4.- Well the weight W it´s obvious, I didn´t draw the weight of the mass m0 because the picture was too small. Those are easy ones, with the normal No, but there is a moment M and I think that the joint at A cannot create a moment M' to counteract that, the force No will be the one responsible to create a counter clock wise moment. So at A there are only reaction forces, I wasn´t sure about their sense.

I drew Ay pointing upwards to counteract the weights, and Ax positive because I think the moment M will try to rotate the bar around the ground at the roller so A would ascend to the left. Not sure about this.

5.- Well this seems an easy one I add the friction Fa because the surface is rough, normal Na, the weight and the tension Rb.

6.- If the bar wouldn´t be deflected obviously there wouldn´t be the two forces Ax and Bx, I think that the deflected bar is pushing outwards, that´s why the forces Ax and Bx are pointint inwards, but I´m not sure.

7.- Here forces Cx and Cy look like pretty easy, but at A I´m not sure about the sense of the Ay force, Is it pointing upwards? Ax and Cx have opposite senses because the body will try to rotate around A, tearing the body from C and pushing it against the wall at A.

8.- The same happens here with Bx, P and Ax, they have opposite senses.

I have doubts about the sense of By and Ay.

Thanks for arriving here :)

2. Mar 19, 2013

### voko

I really do think this is far too many tasks for a single post or thread.

Let me address the first batch.

#2, #3, #4 and #5 are incorrect to a varying degree.

In #2, you are ignoring that the shaft might exert counter-torque on the lever; plus I think the mass of the lever should be neglected.

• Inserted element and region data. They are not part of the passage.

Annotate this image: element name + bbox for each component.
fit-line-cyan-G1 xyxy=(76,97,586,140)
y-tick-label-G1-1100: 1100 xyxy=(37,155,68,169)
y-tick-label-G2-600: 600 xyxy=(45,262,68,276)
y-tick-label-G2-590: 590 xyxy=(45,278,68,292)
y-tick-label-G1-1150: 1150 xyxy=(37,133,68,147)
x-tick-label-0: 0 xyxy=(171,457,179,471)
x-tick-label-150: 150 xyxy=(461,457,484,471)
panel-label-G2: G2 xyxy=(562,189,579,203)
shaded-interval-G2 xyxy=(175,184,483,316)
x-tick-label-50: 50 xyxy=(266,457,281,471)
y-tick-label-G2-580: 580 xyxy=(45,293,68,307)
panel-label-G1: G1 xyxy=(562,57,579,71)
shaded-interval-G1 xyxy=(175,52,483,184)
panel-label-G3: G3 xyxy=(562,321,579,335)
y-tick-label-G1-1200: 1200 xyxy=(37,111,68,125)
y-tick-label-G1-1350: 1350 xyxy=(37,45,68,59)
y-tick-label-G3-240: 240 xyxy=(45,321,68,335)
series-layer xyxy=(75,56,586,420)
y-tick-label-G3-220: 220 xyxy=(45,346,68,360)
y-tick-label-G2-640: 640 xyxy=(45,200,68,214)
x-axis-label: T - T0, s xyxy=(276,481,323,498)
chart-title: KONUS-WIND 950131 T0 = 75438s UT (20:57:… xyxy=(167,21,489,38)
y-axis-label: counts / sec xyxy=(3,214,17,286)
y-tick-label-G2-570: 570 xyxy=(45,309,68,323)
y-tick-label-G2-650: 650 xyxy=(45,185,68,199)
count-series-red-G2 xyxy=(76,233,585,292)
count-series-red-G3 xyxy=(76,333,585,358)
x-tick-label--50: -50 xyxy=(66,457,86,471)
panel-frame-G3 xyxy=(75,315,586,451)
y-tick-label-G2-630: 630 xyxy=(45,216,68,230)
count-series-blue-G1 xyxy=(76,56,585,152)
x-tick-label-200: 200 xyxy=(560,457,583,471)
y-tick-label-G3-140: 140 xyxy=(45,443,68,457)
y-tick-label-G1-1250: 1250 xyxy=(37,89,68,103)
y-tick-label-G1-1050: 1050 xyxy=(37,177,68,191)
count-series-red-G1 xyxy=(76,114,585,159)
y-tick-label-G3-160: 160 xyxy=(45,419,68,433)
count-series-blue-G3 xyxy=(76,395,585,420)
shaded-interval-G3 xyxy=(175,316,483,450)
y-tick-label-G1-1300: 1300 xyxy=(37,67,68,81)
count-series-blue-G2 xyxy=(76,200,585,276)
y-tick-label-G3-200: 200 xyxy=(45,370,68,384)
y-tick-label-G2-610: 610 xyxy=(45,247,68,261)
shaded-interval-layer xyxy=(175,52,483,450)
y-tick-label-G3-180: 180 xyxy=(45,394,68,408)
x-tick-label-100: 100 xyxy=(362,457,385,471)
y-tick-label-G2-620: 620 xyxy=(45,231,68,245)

In #3, you don't have any friction. Rather, the pin's reaction has two components.

In #4, think again about the direction of the force of friction.

In #5, the body CAN rotate about A - it is a pin joint after all; but the rotation is prevented by the other pin. You actually did draw everything correctly, it is your reasoning that is wrong.

3. Mar 19, 2013

### jonjacson

Thanks Voko.

Some days ago I had doubts about writing one or three threads and I wasn´t sure about what to do, I believed that they were similar and opened only this thread, but from now on I´ll open one thread for every problem and it´ll be more delimited.

2.- So on the second there sould be a reacting clockwise moment at O? In that case why is F0 there?

Or Do you mean that F0 is creating the counter-torque?

If that is the case the given FBD is complete, and we should not need to add anything to it?

3.-Ok, yes there is not one surface against another, this is a different situation.

4.- Ups, it´s oppsite, thanks.

5.- I see, now this example is clear.

THank you!

4. Mar 19, 2013

### voko

You should not be asking me :) If unsure, write down the equilibrium equations and see what forces and couples must be there to make them consistent.

But in this particular case, you could use your intuition. The force on the lever has a non-zero moment about the shaft, and the shaft's reaction force has zero moment about itself, so it has to have a couple independently of the force, to balance the applied moment. It has to have a reaction force, too, because the couple alone cannot offset the applied force.

5. Mar 19, 2013

### jonjacson

Now seriously, I´ll do what you say, if there are doubts with the fbd I´ll use the equations to understand what happens.

My intuition is a complete failure, without your beautiful explanation I had never imagined that.

THank you!

6. Mar 19, 2013

### voko

Here is one tip for your intuition: planar static problems always boil down to THREE equations (two for force components, one for moments). That means you have to have three unknowns to satisfy these equations. Each of those unknowns can be a force or a couple.

Tip #2. Sometimes it may seem that you have more than 3 unknowns. In this case, if the problem is supposed to be solvable, it WILL have some other conditions that you can translate into additional equations.

7. Mar 19, 2013

### jonjacson

Those tips will be in my pocket since now.